O coordenador do Observatório Ibérico de Media Digitais e da Desinformação (Iberifier) considerou hoje Portugal uma exceção dentro dos Estados-membros da União Europeia (UE) por ainda não ter perdido “grande parte da confiança” na imprensa.
A ideia que quero sublinhar é que é uma exceção dentro do conjunto da UE e tem certamente uma conotação positiva, porque, em geral, a Europa é compreendida como uma instituição que perdeu grande parte da confiança que tinha no passado”, disse Ramón Salaverría, em declarações à Lusa.
O professor catedrático na Universidade de Navarra falava à agência de notícias portuguesa à margem do evento Desinformação e Democracia: Riscos e Respostas, do jornal Público, que decorreu em Lisboa na quinta-feira.
De acordo com o investigador, Portugal mantém confiança nos órgãos de comunicação social mais tradicionais.
No caso de Portugal, ainda preserva alguns níveis de confiança social, particularmente, nos órgãos de comunicação social tradicionais, mais do que nos novos meios digitais, especificamente, a imprensa nativa digital, que ainda tem uma perceção limitada de confiança. Portanto, avalio a situação como positiva do ponto de vista português“, sustentou.
Apontando a uma análise multifatorial, Ramón Salaverría explicou que é preciso perceber que “há vários elementos que, provavelmente, determinam que a perceção social da sociedade relativamente à confiança da imprensa em Portugal é melhor do que noutros países”.
“Por outro lado, penso que poderíamos falar do ecossistema político que tem sido mais equilibrado nos últimos anos, comparando com outros países. A situação [política] tem sido de maior alternância, mas, ao mesmo tempo, de um certo equilíbrio central“, afirmou o coordenador do Iberifier, sublinhando que “uma presença limitada do populismo” pode contribuir para “uma certa perceção de que não há discursos extremos“.
Ramón Salaverría vincou que a estrutura da imprensa portuguesa também contribuiu para criar um maior grau de confiança.
“Acho que a perceção do ponto de vista dos cidadãos não é de alinhamento político extremo. Consideram os órgãos de comunicação social como veículos que fazem um tipo de trabalho profissional”, precisou.
Comprando o caso português com o espanhol, Ramón Salaverría disse que Portugal não “tem um elemento de divisão” como Espanha, que é dividida por regiões.
Vocês têm uma linha de discrepância ideológica entre esquerda e direita, mas não têm uma discrepância entre Constituição e Independência”, realçou, exemplificando que, como Espanha, o Reino Unido “tem uma série de elementos que geram divisão”.

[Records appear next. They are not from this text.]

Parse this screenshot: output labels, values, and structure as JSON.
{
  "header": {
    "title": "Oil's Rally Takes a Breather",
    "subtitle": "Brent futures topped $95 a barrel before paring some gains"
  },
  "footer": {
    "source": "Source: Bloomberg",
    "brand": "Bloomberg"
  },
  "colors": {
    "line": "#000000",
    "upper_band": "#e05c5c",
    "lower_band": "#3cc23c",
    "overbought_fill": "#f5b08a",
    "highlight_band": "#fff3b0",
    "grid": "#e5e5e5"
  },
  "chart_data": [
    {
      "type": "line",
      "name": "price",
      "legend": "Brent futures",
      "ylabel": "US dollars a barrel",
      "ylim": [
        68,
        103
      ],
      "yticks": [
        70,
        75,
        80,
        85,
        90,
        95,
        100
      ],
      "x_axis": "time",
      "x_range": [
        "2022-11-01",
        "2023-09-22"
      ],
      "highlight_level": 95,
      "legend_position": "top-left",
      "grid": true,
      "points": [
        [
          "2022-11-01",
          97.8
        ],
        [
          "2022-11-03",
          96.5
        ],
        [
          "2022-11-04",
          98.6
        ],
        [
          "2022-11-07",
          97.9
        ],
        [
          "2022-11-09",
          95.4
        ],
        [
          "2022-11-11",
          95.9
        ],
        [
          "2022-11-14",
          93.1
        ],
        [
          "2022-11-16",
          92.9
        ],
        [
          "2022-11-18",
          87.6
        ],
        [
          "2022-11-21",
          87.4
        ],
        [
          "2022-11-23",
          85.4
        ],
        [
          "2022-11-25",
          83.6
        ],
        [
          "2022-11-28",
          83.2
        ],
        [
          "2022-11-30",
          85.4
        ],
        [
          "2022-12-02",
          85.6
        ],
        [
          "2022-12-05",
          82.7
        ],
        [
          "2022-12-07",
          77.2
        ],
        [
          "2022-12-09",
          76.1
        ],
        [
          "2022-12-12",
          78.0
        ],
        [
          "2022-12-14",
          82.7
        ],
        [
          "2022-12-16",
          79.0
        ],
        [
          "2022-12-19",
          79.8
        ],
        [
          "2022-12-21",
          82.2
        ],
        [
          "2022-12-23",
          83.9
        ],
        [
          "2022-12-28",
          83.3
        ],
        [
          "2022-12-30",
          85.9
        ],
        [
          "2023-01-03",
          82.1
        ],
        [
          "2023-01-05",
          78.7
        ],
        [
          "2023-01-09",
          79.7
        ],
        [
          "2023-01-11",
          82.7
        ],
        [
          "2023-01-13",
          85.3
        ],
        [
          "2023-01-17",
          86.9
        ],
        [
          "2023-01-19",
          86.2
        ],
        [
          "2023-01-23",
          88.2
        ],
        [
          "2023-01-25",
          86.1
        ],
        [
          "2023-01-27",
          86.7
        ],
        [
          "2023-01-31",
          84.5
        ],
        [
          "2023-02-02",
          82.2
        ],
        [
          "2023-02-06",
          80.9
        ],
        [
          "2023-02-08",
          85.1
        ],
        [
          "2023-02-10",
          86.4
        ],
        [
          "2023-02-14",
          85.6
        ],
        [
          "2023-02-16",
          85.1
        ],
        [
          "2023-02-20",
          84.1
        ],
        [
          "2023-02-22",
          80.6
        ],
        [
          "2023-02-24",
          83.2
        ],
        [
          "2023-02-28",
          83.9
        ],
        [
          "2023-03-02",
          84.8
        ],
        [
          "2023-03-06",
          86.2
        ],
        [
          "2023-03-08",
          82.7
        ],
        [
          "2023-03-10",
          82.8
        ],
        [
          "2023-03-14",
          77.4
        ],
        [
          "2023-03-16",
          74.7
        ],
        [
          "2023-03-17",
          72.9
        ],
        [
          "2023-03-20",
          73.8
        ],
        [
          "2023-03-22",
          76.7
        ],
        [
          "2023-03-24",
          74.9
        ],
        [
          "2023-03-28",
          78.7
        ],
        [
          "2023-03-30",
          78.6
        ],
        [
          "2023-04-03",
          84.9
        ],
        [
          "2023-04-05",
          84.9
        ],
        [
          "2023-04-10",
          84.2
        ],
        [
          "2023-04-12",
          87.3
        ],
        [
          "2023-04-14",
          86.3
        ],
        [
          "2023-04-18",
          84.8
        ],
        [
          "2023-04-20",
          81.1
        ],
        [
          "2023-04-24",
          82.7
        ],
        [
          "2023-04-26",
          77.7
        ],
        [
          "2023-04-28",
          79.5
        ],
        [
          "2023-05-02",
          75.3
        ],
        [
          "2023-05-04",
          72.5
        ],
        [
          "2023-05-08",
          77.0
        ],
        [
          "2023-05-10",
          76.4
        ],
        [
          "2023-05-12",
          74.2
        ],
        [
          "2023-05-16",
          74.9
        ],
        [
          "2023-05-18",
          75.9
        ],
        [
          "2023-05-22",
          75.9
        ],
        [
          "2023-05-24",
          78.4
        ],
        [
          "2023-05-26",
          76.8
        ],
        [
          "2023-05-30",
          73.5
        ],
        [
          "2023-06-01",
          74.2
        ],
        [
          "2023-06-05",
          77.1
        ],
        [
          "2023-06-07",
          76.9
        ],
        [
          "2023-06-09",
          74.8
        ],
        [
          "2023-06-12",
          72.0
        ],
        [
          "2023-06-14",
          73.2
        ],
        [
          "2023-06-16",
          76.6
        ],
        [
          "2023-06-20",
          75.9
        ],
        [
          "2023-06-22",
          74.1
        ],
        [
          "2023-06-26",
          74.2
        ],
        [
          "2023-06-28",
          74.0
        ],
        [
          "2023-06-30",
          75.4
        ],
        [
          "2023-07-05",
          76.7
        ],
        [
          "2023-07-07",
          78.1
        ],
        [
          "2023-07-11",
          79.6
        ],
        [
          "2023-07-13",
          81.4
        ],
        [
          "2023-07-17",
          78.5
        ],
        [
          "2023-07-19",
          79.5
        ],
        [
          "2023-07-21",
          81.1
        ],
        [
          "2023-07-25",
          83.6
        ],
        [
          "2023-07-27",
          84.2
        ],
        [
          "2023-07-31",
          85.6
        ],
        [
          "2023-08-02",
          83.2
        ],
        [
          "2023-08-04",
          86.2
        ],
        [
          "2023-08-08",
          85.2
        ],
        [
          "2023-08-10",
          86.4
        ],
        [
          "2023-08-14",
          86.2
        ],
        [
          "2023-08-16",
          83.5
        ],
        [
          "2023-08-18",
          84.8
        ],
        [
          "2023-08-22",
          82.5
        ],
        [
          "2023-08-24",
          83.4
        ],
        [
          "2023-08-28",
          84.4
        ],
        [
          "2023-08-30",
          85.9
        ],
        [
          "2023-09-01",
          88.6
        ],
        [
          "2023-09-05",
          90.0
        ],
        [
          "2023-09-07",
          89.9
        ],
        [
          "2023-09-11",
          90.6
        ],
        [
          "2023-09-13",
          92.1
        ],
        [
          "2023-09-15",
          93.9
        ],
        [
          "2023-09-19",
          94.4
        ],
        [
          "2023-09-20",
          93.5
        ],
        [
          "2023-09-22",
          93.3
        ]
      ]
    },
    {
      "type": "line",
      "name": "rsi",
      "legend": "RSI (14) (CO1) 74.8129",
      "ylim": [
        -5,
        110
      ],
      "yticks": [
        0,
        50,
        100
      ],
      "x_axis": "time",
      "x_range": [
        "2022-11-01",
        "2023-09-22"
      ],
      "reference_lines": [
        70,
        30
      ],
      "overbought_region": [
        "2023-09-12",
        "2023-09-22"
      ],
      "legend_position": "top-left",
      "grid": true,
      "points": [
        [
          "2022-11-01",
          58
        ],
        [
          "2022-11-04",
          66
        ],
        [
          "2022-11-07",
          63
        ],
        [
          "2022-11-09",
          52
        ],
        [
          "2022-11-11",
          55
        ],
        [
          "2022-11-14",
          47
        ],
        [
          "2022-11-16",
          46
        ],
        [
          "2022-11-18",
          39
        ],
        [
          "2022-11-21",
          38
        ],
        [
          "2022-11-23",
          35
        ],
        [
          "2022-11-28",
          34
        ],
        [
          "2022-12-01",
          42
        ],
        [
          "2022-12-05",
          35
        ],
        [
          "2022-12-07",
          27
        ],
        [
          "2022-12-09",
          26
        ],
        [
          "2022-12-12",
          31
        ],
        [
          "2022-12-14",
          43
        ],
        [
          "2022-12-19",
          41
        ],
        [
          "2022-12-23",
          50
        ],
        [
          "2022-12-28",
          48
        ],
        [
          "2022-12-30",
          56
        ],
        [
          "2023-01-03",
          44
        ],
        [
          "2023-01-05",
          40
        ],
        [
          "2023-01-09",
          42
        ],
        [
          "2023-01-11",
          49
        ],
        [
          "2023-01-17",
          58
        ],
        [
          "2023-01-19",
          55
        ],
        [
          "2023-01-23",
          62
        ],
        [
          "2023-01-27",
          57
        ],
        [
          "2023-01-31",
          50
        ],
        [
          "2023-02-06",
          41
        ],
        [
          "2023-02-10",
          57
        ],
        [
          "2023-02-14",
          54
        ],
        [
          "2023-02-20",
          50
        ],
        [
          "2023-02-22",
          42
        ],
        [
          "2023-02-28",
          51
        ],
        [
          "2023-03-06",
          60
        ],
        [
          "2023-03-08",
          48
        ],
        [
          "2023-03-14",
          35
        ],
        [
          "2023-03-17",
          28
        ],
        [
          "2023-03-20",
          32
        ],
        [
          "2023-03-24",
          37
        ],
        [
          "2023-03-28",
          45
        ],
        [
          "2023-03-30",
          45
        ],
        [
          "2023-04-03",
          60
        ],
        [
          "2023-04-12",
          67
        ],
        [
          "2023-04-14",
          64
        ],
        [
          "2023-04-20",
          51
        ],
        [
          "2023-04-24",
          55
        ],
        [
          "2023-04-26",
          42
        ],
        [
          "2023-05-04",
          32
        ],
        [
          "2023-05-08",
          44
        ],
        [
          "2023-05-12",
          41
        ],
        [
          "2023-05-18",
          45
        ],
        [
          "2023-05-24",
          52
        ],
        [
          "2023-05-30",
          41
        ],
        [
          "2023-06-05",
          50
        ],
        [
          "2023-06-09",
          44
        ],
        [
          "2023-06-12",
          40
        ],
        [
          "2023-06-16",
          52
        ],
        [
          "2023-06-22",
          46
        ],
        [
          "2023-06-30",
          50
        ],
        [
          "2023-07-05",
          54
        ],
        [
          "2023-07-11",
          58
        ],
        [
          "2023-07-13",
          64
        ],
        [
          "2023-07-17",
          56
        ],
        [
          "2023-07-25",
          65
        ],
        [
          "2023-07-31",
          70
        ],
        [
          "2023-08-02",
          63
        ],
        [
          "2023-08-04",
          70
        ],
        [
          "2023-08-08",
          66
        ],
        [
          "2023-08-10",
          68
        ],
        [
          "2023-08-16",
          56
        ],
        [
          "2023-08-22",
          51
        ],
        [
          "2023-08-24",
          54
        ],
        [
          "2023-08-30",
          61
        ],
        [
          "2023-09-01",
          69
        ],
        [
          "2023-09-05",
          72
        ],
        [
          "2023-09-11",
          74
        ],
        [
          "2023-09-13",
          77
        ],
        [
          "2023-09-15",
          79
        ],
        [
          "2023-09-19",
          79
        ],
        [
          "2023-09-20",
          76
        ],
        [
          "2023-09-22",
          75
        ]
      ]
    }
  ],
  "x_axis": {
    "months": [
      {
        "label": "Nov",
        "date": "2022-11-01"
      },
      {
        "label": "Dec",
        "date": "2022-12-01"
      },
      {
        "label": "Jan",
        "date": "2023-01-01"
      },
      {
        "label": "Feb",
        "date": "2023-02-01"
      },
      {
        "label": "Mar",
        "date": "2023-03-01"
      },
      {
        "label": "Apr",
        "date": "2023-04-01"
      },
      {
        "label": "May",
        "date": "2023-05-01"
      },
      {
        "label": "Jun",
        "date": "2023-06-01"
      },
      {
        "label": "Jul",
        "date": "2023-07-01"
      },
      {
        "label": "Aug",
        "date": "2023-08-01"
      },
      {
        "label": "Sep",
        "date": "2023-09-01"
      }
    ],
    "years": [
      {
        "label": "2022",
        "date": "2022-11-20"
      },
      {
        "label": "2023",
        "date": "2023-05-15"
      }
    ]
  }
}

“Esse tipo de divisão territorial não se encontra aqui em Portugal. No geral, combinando isso tudo, acaba por gerar uma perceção de maior confiança”, acrescentou.
Ramón Salaverría alertou, no entanto, que “a recente evolução política de Portugal está a equiparar o modelo português ao resto dos países europeus”.
“Esta exceção de que falei no início, já não é tanto como estava no passado. Agora começa a ficar mais limitado”, observou, referindo que é preciso haver regulamentação, desenvolvimento de ferramentas e sistemas de cibersegurança e investimento na formação dos cidadãos para poderem enfrentar conteúdos potencialmente desinformativos.